It’s no secret that despite protests to the contrary, the Asia-Pacific region has not always been a high priority on the Obama administration’s foreign policy agenda. A series of crises in other parts of the world—the rise of ISIS in the Middle East and the possibility of a destabilised, Greece-less Eurozone for instance—have consumed much of the administration’s political capital. But in the midst of the Asia-Pacific’s evolving maritime security issues, chiefly the contested maritime claims in the South China Sea, the region has once again become a priority. Only things are different this time around: the United States is taking a more multilateral approach to the ‘pivot’ to Asia.
Before this point, the US ‘pivot’ to Asia’s most noticeable feature was the transfer of military assets to the Asia-Pacific. Around 3,000 US marines have been posted to Darwin, Northern Australia. Three US navy littoral combat ships have been posted to Singapore for use in the largely littoral Southeast Asian waters. In addition to its permanent presence, the US military has been enhancing its cooperation with the armed forces of twelve Southeast Asian states through war-games and exercises. When video footage of an American P-8 Poseidon being told to ‘leave immediately’ was made public, the footage began with the surveillance plane lifting off from the Philippines. Clear, a significant number of military assets have been transferred and are continuing to be transferred to the Asia-Pacific region.
Announcements and speeches over the past month suggest that the rebalance to Asia has shifted to a more multilateral approach which focuses more and more on alliance and institution building, rather than unilateral or bilateral actions. The best example of this is the US Secretary of Defence Ash Carter’s comments on April 6th in Arizona. Carter remarked that: “[Y]ou may not expect to hear this from a Secretary of Defense, but in terms of our rebalance in the broadest sense, passing TPP is as important to me as another aircraft carrier. It would deepen our alliances and partnerships abroad and underscore our lasting commitment to the Asia-Pacific. And it would help us promote a global order that reflects both our interests and our values.”
Carter’s point is that the United States cannot effectively rebalance towards Asia if that rebalance does not include stronger partnerships with Asian countries.
This attitude is likewise supported by Carter’s announcement of a new Southeast Asia Maritime Security Initiative during his speech at this years’ Shangri-La Dialogue. Details on this initiative are thin. The only figure Carter mentioned was a $425 million budget and the fact that the United States would be appointing a new defence advisor to the ASEAN headquarters in Jakarta. This appointment suggests that the United States intends to implement its new initiative by way of multilateral institutions.
That the initiative will be a multilateral approach also makes sense given the United States’ past history of capacity building endeavours amongst South East Asian states.

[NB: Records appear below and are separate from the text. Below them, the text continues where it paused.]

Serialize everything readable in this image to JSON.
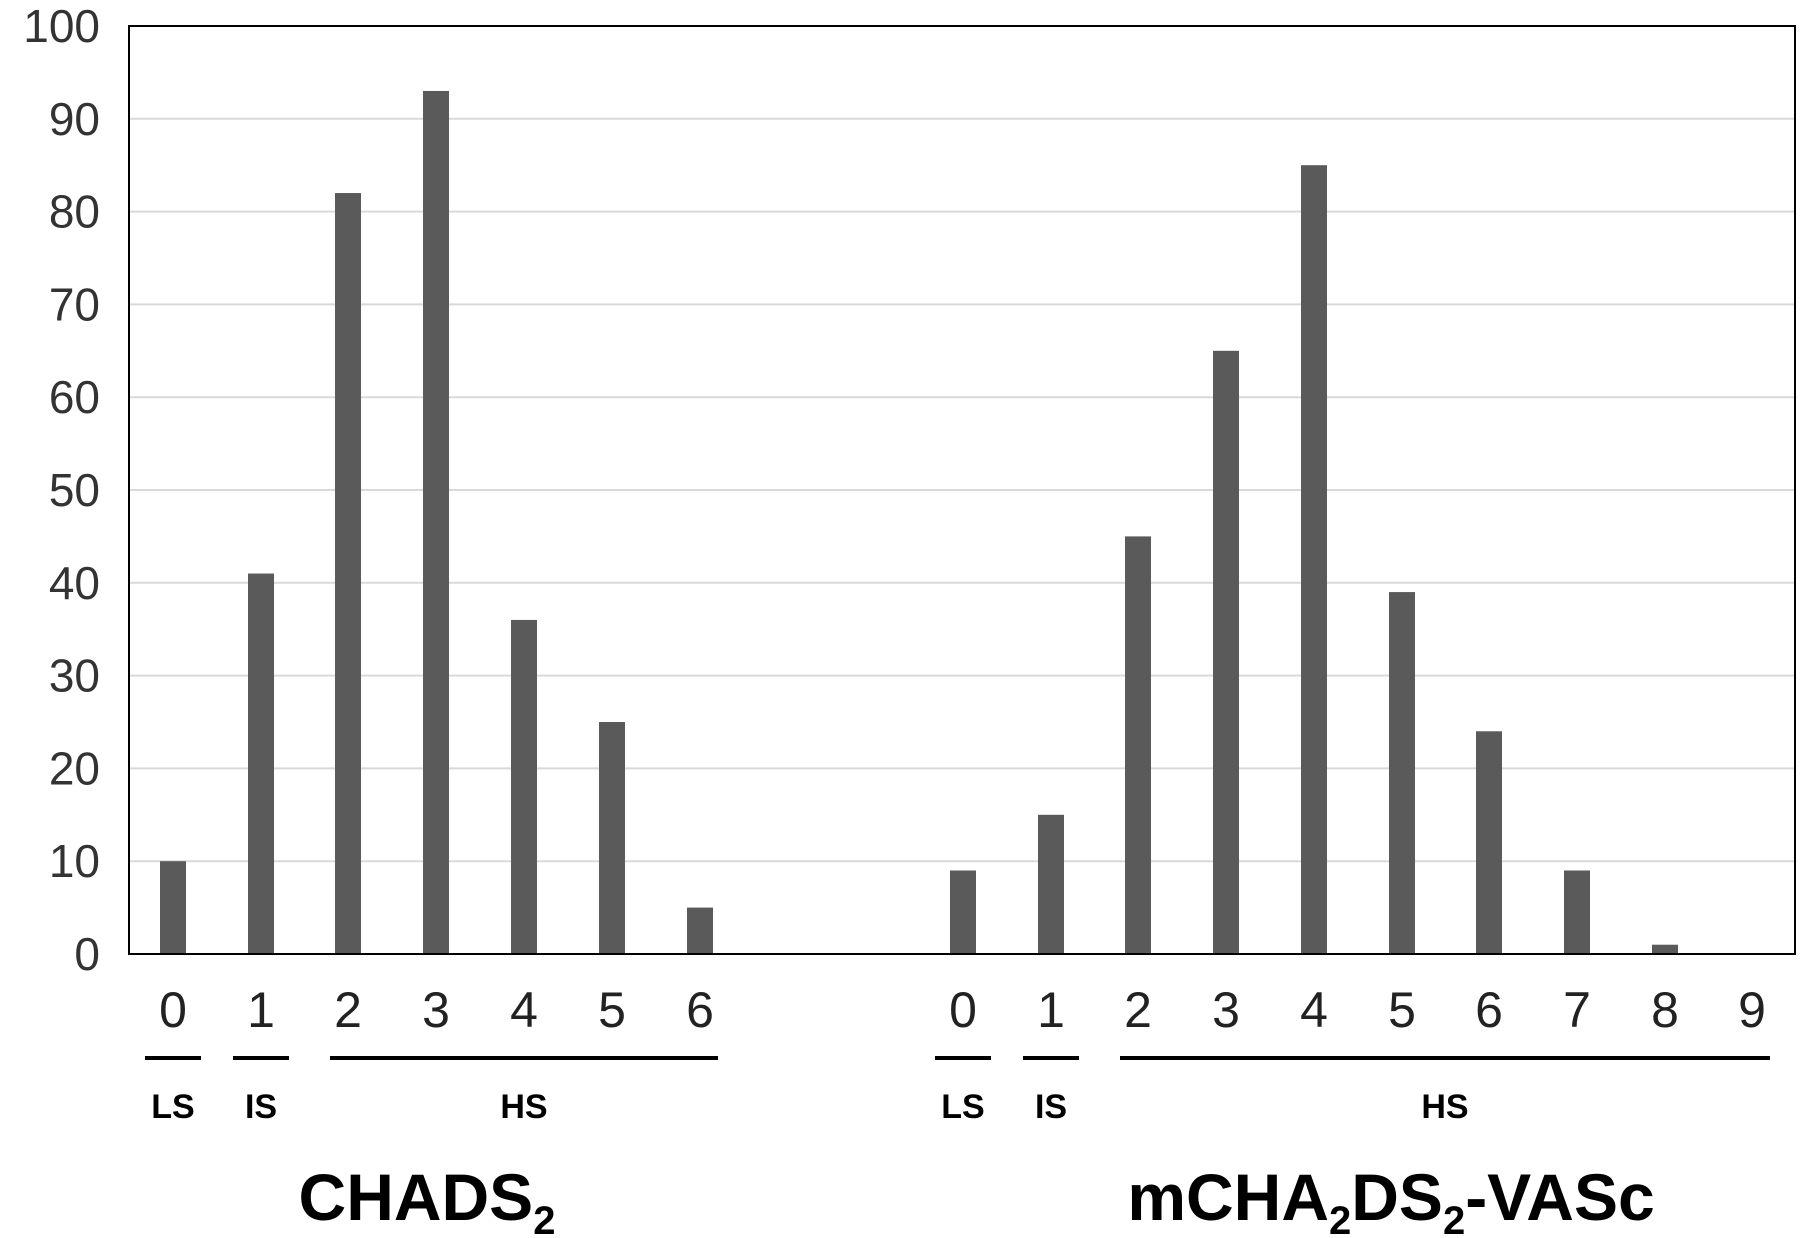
{
  "chart_data": {
    "type": "bar",
    "ylim": [
      0,
      100
    ],
    "yticks": [
      0,
      10,
      20,
      30,
      40,
      50,
      60,
      70,
      80,
      90,
      100
    ],
    "grid": true,
    "bar_color": "#5a5a5a",
    "groups": [
      {
        "name": "CHADS",
        "subscript": "2",
        "categories": [
          "0",
          "1",
          "2",
          "3",
          "4",
          "5",
          "6"
        ],
        "values": [
          10,
          41,
          82,
          93,
          36,
          25,
          5
        ],
        "risk_bands": [
          {
            "label": "LS",
            "from": "0",
            "to": "0"
          },
          {
            "label": "IS",
            "from": "1",
            "to": "1"
          },
          {
            "label": "HS",
            "from": "2",
            "to": "6"
          }
        ]
      },
      {
        "name_parts": [
          "mCHA",
          "2",
          "DS",
          "2",
          "-VASc"
        ],
        "categories": [
          "0",
          "1",
          "2",
          "3",
          "4",
          "5",
          "6",
          "7",
          "8",
          "9"
        ],
        "values": [
          9,
          15,
          45,
          65,
          85,
          39,
          24,
          9,
          1,
          0
        ],
        "risk_bands": [
          {
            "label": "LS",
            "from": "0",
            "to": "0"
          },
          {
            "label": "IS",
            "from": "1",
            "to": "1"
          },
          {
            "label": "HS",
            "from": "2",
            "to": "9"
          }
        ]
      }
    ]
  }
}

In the same speech, Carter noted ‘we are partnering with the Philippines, Vietnam, Malaysia, and Indonesia to provide them with additional assets for maritime security and disaster relief operations.’ There is precedent aplenty for the United States to provide bilateral security assistance. The framing of the maritime security initiative announcement makes it sound like a bold new step, suggesting a break from precedent. Since it is clear that this initiative will not be purely unilateral, and since there is precedent for bilateral cooperation, one can conclude that the bulk of the Southeast Asian Maritime Security Initiative will be multilateral.
Traditionally, the United States has laboured to create a ‘hub and spokes’ security architecture in the Asia-Pacific. With the new emphasis on alliance-building, it seems like the United States is moving on from that model. Carter removed all remaining doubt on the matter by saying: “To expand the reach of our alliances, we are building unprecedented ‘trilateral’ cooperation – in other words, we’re networking our relationships. With Japan and Australia, for example, we’re cooperating to strengthen maritime security in Southeast Asia and explore defence technology cooperation. And with Japan and Korea, we’re building on a first-of-its-kind information-sharing arrangement that will help us collectively deter and respond to crises.”
When combined with the US mission to ASEAN’s new staff, it seems clear that the focus has shifted to a regional security architecture which is less centred on the United States.
Moreover, this approach is de-compartmentalising the United States’ various interests in the Asia-Pacific: multilateral security institutions are beginning to line up with multilateral economic institutions. The new shift towards multilateralism in the ‘pivot’ to Asia is accompanied by negotiations for the Trans-Pacific Partnership between many of the United States’ allies in the region. Such overlapping institutionalisation strengthens both of the relevant international organisations through issue linkages and repeated interactions.
Nothing in this shift suggests that the United States will lessen the military facet of the rebalance, only that its multilateral engagement will grow relative to its military engagement. However, the United States is shifting to a new phase in the ‘pivot’ to Asia, a phase which will focus more on multilateral engagement than the previous phase. This change has been evidenced by several of Ash Carter’s speeches, as well as his announcement of a new Southeast Asian Maritime Security Initiative.